3.4. Comparative Test of Four YOLOv5 Models
An identification test was conducted for the four YOLOv5 series models to verify the rationality of the model selected in this study. The comprehensive performance of each model was determined to prove whether it was an optimal model. The test data of each model are shown in
Table 4.
As shown in
Table 4, all the models have high F1 rating values that surpassed 85%. The YOLOv5s model has the fastest average time per frame, reaching 8.64 milliseconds, which is higher than the other three. The YOLOv5s model only has 20 MB of memory, which is far smaller than the 100 MB or more of other models. The above data prove that YOLOv5s has high precision and a fast response speed, which is suitable for real-time detection used in small-scale agricultural operations.

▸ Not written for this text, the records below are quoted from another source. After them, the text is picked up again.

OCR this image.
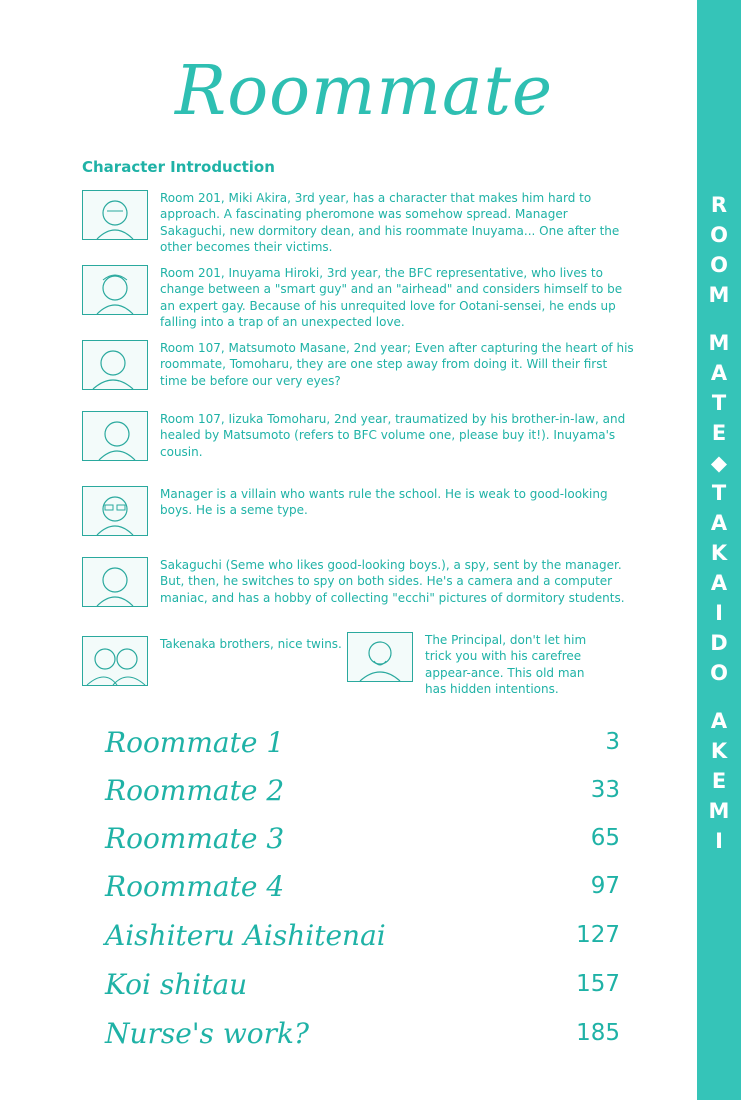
R
O
O
M
M
A
T
E
◆
T
A
K
A
I
D
O
A
K
E
M
I
Roommate
Character Introduction
Room 201, Miki Akira, 3rd year, has a character that makes him hard to approach. A fascinating pheromone was somehow spread. Manager Sakaguchi, new dormitory dean, and his roommate Inuyama... One after the other becomes their victims.
Room 201, Inuyama Hiroki, 3rd year, the BFC representative, who lives to change between a "smart guy" and an "airhead" and considers himself to be an expert gay. Because of his unrequited love for Ootani-sensei, he ends up falling into a trap of an unexpected love.
Room 107, Matsumoto Masane, 2nd year; Even after capturing the heart of his roommate, Tomoharu, they are one step away from doing it. Will their first time be before our very eyes?
Room 107, Iizuka Tomoharu, 2nd year, traumatized by his brother-in-law, and healed by Matsumoto (refers to BFC volume one, please buy it!). Inuyama's cousin.
Manager is a villain who wants rule the school. He is weak to good-looking boys. He is a seme type.
Sakaguchi (Seme who likes good-looking boys.), a spy, sent by the manager. But, then, he switches to spy on both sides. He's a camera and a computer maniac, and has a hobby of collecting "ecchi" pictures of dormitory students.
Takenaka brothers, nice twins.	The Principal, don't let him trick you with his carefree appear-ance. This old man has hidden intentions.
Roommate 1	3
Roommate 2	33
Roommate 3	65
Roommate 4	97
Aishiteru Aishitenai	127
Koi shitau	157
Nurse's work?	185
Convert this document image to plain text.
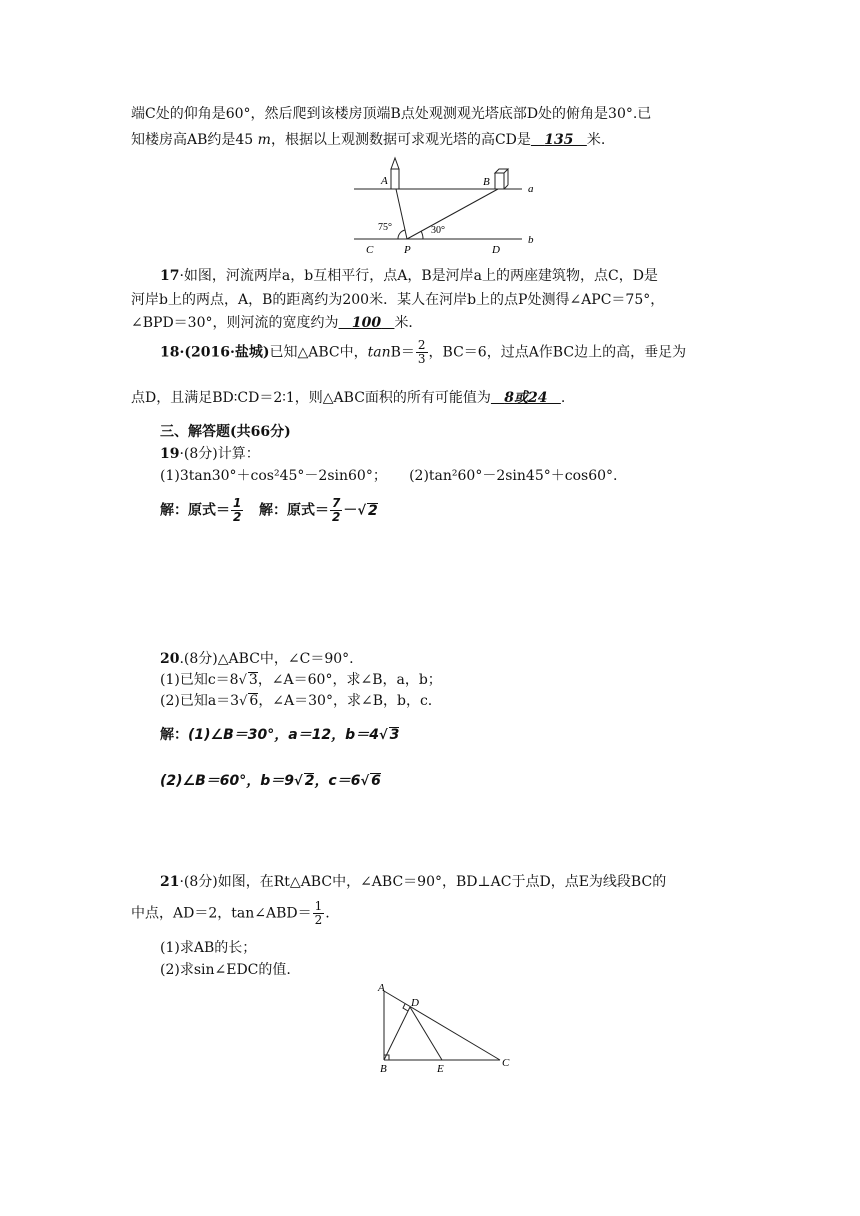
端C处的仰角是60°，然后爬到该楼房顶端B点处观测观光塔底部D处的俯角是30°.已
知楼房高AB约是45 m，根据以上观测数据可求观光塔的高CD是 135 米.
A	B
a
b
C	P	D
75°	30°
17·如图，河流两岸a，b互相平行，点A，B是河岸a上的两座建筑物，点C，D是
河岸b上的两点，A，B的距离约为200米．某人在河岸b上的点P处测得∠APC＝75°，
∠BPD＝30°，则河流的宽度约为 100 米．
18·(2016·盐城)已知△ABC中，$\tan B= \frac{2}{3}$ ，BC＝6，过点A作BC边上的高，垂足为
点D，且满足BD∶CD＝2∶1，则△ABC面积的所有可能值为 8或24 .
三、解答题(共66分)
19·(8分)计算：
(1)3tan30°＋cos²45°－2sin60°； (2)tan²60°－2sin45°＋cos60°.
解：原式＝ $\frac{1}{2}$ 解：原式＝ $\frac{7}{2}$ －√ 2
20.(8分)△ABC中，∠C＝90°.
(1)已知c＝8√ 3，∠A＝60°，求∠B，a，b；
(2)已知a＝3√ 6，∠A＝30°，求∠B，b，c.
解：(1)∠B＝30°，a＝12，b＝4√ 3
(2)∠B＝60°，b＝9√ 2，c＝6√ 6
21·(8分)如图，在Rt△ABC中，∠ABC＝90°，BD⊥AC于点D，点E为线段BC的
中点，AD＝2，tan∠ABD＝ $\frac{1}{2}$ .
(1)求AB的长；
(2)求sin∠EDC的值.
A
D
B	E	C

Therefore, the proposed target identification technology of single-target and double-frame flower identification based on YOLOv5 can adequately realise the precise targeting of the pollination of kiwi flowers.
4. Discussion
In this study, a recognition model based on YOLOv5 was proposed for kiwi flower pollination. The experimental results show that the model has a high degree of recognition in terms of the overlap and tilt angle of kiwi flowers, can ensure extremely high accuracy, and can provide accurate coordinate information regarding kiwi flowers and flower buds, thus facilitating the development of an accurate pollination strategy.

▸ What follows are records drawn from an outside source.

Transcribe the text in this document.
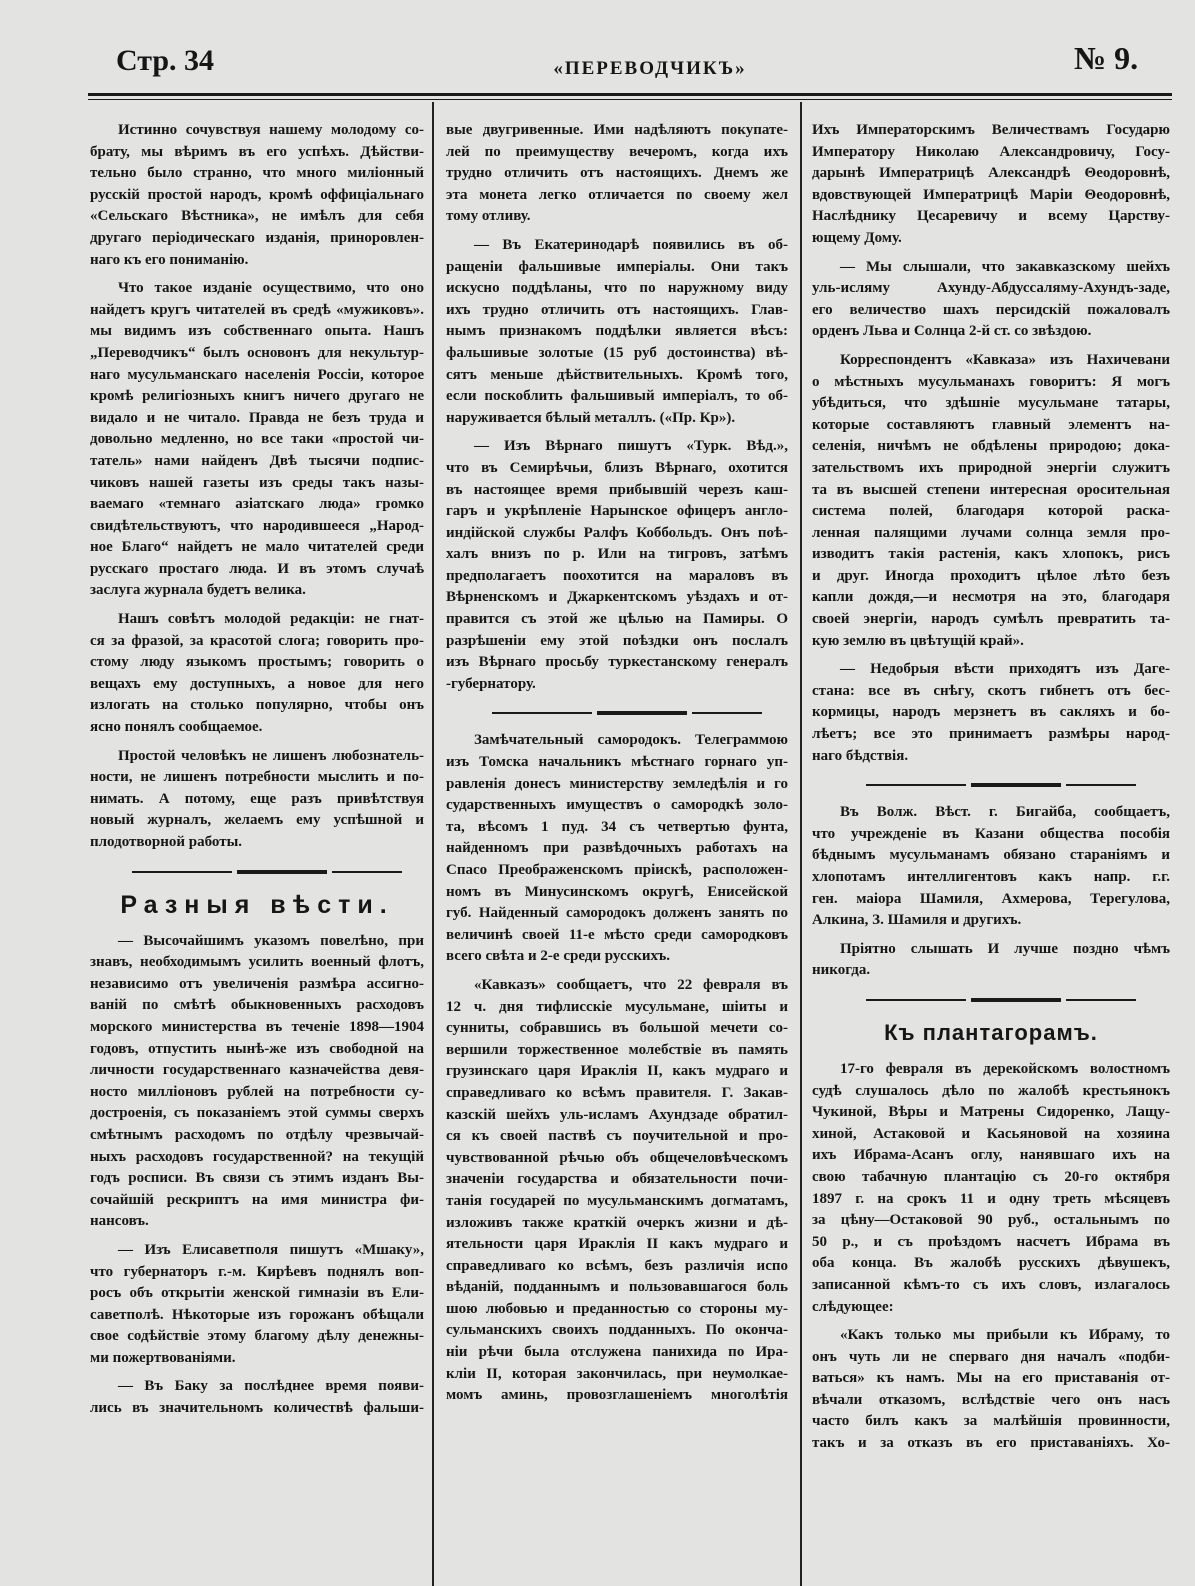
Стр. 34	«ПЕРЕВОДЧИКЪ»	№ 9.
Истинно сочувствуя нашему молодому со-
брату, мы вѣримъ въ его успѣхъ. Дѣйстви-
тельно было странно, что много милiонный
русскiй простой народъ, кромѣ оффицiальнаго
«Сельскаго Вѣстника», не имѣлъ для себя
другаго перiодическаго изданiя, приноровлен-
наго къ его пониманiю.
Что такое изданiе осуществимо, что оно
найдетъ кругъ читателей въ средѣ «мужиковъ».
мы видимъ изъ собственнаго опыта. Нашъ
„Переводчикъ“ былъ основонъ для некультур-
наго мусульманскаго населенiя Россiи, которое
кромѣ религiозныхъ книгъ ничего другаго не
видало и не читало. Правда не безъ труда и
довольно медленно, но все таки «простой чи-
татель» нами найденъ Двѣ тысячи подпис-
чиковъ нашей газеты изъ среды такъ назы-
ваемаго «темнаго азiатскаго люда» громко
свидѣтельствуютъ, что народившееся „Народ-
ное Благо“ найдетъ не мало читателей среди
русскаго простаго люда. И въ этомъ случаѣ
заслуга журнала будетъ велика.
Нашъ совѣтъ молодой редакцiи: не гнат-
ся за фразой, за красотой слога; говорить про-
стому люду языкомъ простымъ; говорить о
вещахъ ему доступныхъ, а новое для него
излогать на столько популярно, чтобы онъ
ясно понялъ сообщаемое.
Простой человѣкъ не лишенъ любознатель-
ности, не лишенъ потребности мыслить и по-
нимать. А потому, еще разъ привѣтствуя
новый журналъ, желаемъ ему успѣшной и
плодотворной работы.
Разныя вѣсти.
— Высочайшимъ указомъ повелѣно, при
знавъ, необходимымъ усилить военный флотъ,
независимо отъ увеличенiя размѣра ассигно-
ванiй по смѣтѣ обыкновенныхъ расходовъ
морского министерства въ теченiе 1898—1904
годовъ, отпустить нынѣ-же изъ свободной на
личности государственнаго казначейства девя-
носто миллiоновъ рублей на потребности су-
достроенiя, съ показанiемъ этой суммы сверхъ
смѣтнымъ расходомъ по отдѣлу чрезвычай-
ныхъ расходовъ государственной? на текущiй
годъ росписи. Въ связи съ этимъ изданъ Вы-
сочайшiй рескриптъ на имя министра фи-
нансовъ.
— Изъ Елисаветполя пишутъ «Мшаку»,
что губернаторъ г.-м. Кирѣевъ поднялъ воп-
росъ объ открытiи женской гимназiи въ Ели-
саветполѣ. Нѣкоторые изъ горожанъ обѣщали
свое содѣйствiе этому благому дѣлу денежны-
ми пожертвованiями.
— Въ Баку за послѣднее время появи-
лись въ значительномъ количествѣ фальши-
вые двугривенные. Ими надѣляютъ покупате-
лей по преимуществу вечеромъ, когда ихъ
трудно отличить отъ настоящихъ. Днемъ же
эта монета легко отличается по своему жел
тому отливу.
— Въ Екатеринодарѣ появились въ об-
ращенiи фальшивые имперiалы. Они такъ
искусно поддѣланы, что по наружному виду
ихъ трудно отличить отъ настоящихъ. Глав-
нымъ признакомъ поддѣлки является вѣсъ:
фальшивые золотые (15 руб достоинства) вѣ-
сятъ меньше дѣйствительныхъ. Кромѣ того,
если поскоблить фальшивый имперiалъ, то об-
наруживается бѣлый металлъ. («Пр. Кр»).
— Изъ Вѣрнаго пишутъ «Турк. Вѣд.»,
что въ Семирѣчьи, близъ Вѣрнаго, охотится
въ настоящее время прибывшiй черезъ каш-
гаръ и укрѣпленiе Нарынское офицеръ англо-
индiйской службы Ралфъ Коббольдъ. Онъ поѣ-
халъ внизъ по р. Или на тигровъ, затѣмъ
предполагаетъ поохотится на мараловъ въ
Вѣрненскомъ и Джаркентскомъ уѣздахъ и от-
правится съ этой же цѣлью на Памиры. О
разрѣшенiи ему этой поѣздки онъ послалъ
изъ Вѣрнаго просьбу туркестанскому генералъ
-губернатору.
Замѣчательный самородокъ. Телеграммою
изъ Томска начальникъ мѣстнаго горнаго уп-
равленiя донесъ министерству земледѣлiя и го
сударственныхъ имуществъ о самородкѣ золо-
та, вѣсомъ 1 пуд. 34 съ четвертью фунта,
найденномъ при развѣдочныхъ работахъ на
Спасо Преображенскомъ прiискѣ, расположен-
номъ въ Минусинскомъ округѣ, Енисейской
губ. Найденный самородокъ долженъ занять по
величинѣ своей 11-е мѣсто среди самородковъ
всего свѣта и 2-е среди русскихъ.
«Кавказъ» сообщаетъ, что 22 февраля въ
12 ч. дня тифлисскiе мусульмане, шiиты и
сунниты, собравшись въ большой мечети со-
вершили торжественное молебствiе въ память
грузинскаго царя Ираклiя II, какъ мудраго и
справедливаго ко всѣмъ правителя. Г. Закав-
казскiй шейхъ уль-исламъ Ахундзаде обратил-
ся къ своей паствѣ съ поучительной и про-
чувствованной рѣчью объ общечеловѣческомъ
значенiи государства и обязательности почи-
танiя государей по мусульманскимъ догматамъ,
изложивъ также краткiй очеркъ жизни и дѣ-
ятельности царя Ираклiя II какъ мудраго и
справедливаго ко всѣмъ, безъ различiя испо
вѣданiй, подданнымъ и пользовавшагося боль
шою любовью и преданностью со стороны му-
сульманскихъ своихъ подданныхъ. По оконча-
нiи рѣчи была отслужена панихида по Ира-
клiи II, которая закончилась, при неумолкае-
момъ аминь, провозглашенiемъ многолѣтiя
Ихъ Императорскимъ Величествамъ Государю
Императору Николаю Александровичу, Госу-
дарынѣ Императрицѣ Александрѣ Θеодоровнѣ,
вдовствующей Императрицѣ Марiи Θеодоровнѣ,
Наслѣднику Цесаревичу и всему Царству-
ющему Дому.
— Мы слышали, что закавказскому шейхъ
уль-исляму Ахунду-Абдуссаляму-Ахундъ-заде,
его величество шахъ персидскiй пожаловалъ
орденъ Льва и Солнца 2-й ст. со звѣздою.
Корреспондентъ «Кавказа» изъ Нахичевани
о мѣстныхъ мусульманахъ говоритъ: Я могъ
убѣдиться, что здѣшнiе мусульмане татары,
которые составляютъ главный элементъ на-
селенiя, ничѣмъ не обдѣлены природою; дока-
зательствомъ ихъ природной энергiи служитъ
та въ высшей степени интересная оросительная
система полей, благодаря которой раска-
ленная палящими лучами солнца земля про-
изводитъ такiя растенiя, какъ хлопокъ, рисъ
и друг. Иногда проходитъ цѣлое лѣто безъ
капли дождя,—и несмотря на это, благодаря
своей энергiи, народъ сумѣлъ превратить та-
кую землю въ цвѣтущiй край».
— Недобрыя вѣсти приходятъ изъ Даге-
стана: все въ снѣгу, скотъ гибнетъ отъ бес-
кормицы, народъ мерзнетъ въ сакляхъ и бо-
лѣетъ; все это принимаетъ размѣры народ-
наго бѣдствiя.
Въ Волж. Вѣст. г. Бигайба, сообщаетъ,
что учрежденiе въ Казани общества пособiя
бѣднымъ мусульманамъ обязано старанiямъ и
хлопотамъ интеллигентовъ какъ напр. г.г.
ген. маiора Шамиля, Ахмерова, Терегулова,
Алкина, З. Шамиля и другихъ.
Прiятно слышать И лучше поздно чѣмъ
никогда.
Къ плантагорамъ.
17-го февраля въ дерекойскомъ волостномъ
судѣ слушалось дѣло по жалобѣ крестьянокъ
Чукиной, Вѣры и Матрены Сидоренко, Лащу-
хиной, Астаковой и Касьяновой на хозяина
ихъ Ибрама-Асанъ оглу, нанявшаго ихъ на
свою табачную плантацiю съ 20-го октября
1897 г. на срокъ 11 и одну треть мѣсяцевъ
за цѣну—Остаковой 90 руб., остальнымъ по
50 р., и съ проѣздомъ насчетъ Ибрама въ
оба конца. Въ жалобѣ русскихъ дѣвушекъ,
записанной кѣмъ-то съ ихъ словъ, излагалось
слѣдующее:
«Какъ только мы прибыли къ Ибраму, то
онъ чуть ли не сперваго дня началъ «подби-
ваться» къ намъ. Мы на его приставанiя от-
вѣчали отказомъ, вслѣдствiе чего онъ насъ
часто билъ какъ за малѣйшiя провинности,
такъ и за отказъ въ его приставанiяхъ. Хо-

In model’s training process, the K-means++ clustering algorithm was adopted. Compared with the K-means algorithm, the optimised clustering algorithm can obtain a better initial clustering centre, select a more appropriate anchor frame size, and improve the calculation speed of the algorithm. The CBMA mechanism was incorporated into the model, which improved the model’s extraction accuracy of kiwi flower features, effectively reduced the rate of missed detection and error detection, thus saving computational workload such that it was easier for the visual system to extract the features in the image. The optimization of the detection function improved the recognition of flower overlaps and the accuracy of flower tilt angle calculation and accurately determined the flower coordinates, pollination point coordinates, and pollination angles.

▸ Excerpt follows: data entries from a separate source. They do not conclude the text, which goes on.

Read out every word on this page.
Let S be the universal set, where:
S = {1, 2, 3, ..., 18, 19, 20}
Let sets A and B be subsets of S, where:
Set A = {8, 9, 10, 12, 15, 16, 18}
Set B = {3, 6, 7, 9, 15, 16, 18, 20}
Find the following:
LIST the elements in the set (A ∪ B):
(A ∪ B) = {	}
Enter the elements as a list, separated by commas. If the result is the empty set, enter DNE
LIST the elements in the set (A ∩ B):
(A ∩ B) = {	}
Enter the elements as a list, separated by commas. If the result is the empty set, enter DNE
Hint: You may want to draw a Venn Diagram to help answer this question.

Different algorithms were used to identify the features of overlapping flowers. The effectiveness of YOLOv5 and other algorithms, such as Faster-RCNN, SSD, VGG, etc, was compared. Consequently, it was determined that the YOLOv5s model performs the best as the predicted values of flowers and stamens can reach 96.7% and 91.1%, respectively, while maintaining high recall values, which can meet the identification requirements regarding kiwi flower overlap and tilt angles. Among the four YOLOv5 series models, compared with YOLOv5m, YOLOv5l, and YOLOv5x, YOLOv5s has higher F1 values, the shortest average recognition time, and the smallest memory size, demonstrating its advantages of a fast response speed and high precision.
The algorithmic model of this study is suitable for kiwifruit plantations with flat ground but requires suitable lighting conditions. For kiwifruit plantations with rugged ground, it is very likely that smaller targets may appear, so a small target detection layer needs to be incorporated into the algorithm model to improve its recognition accuracy. Moreover, considering the night pollination to improve overall pollination efficiency, it is necessary to enhance the illumination and corresponding filtering treatment of the images selected at night to improve the accuracy of night target recognition.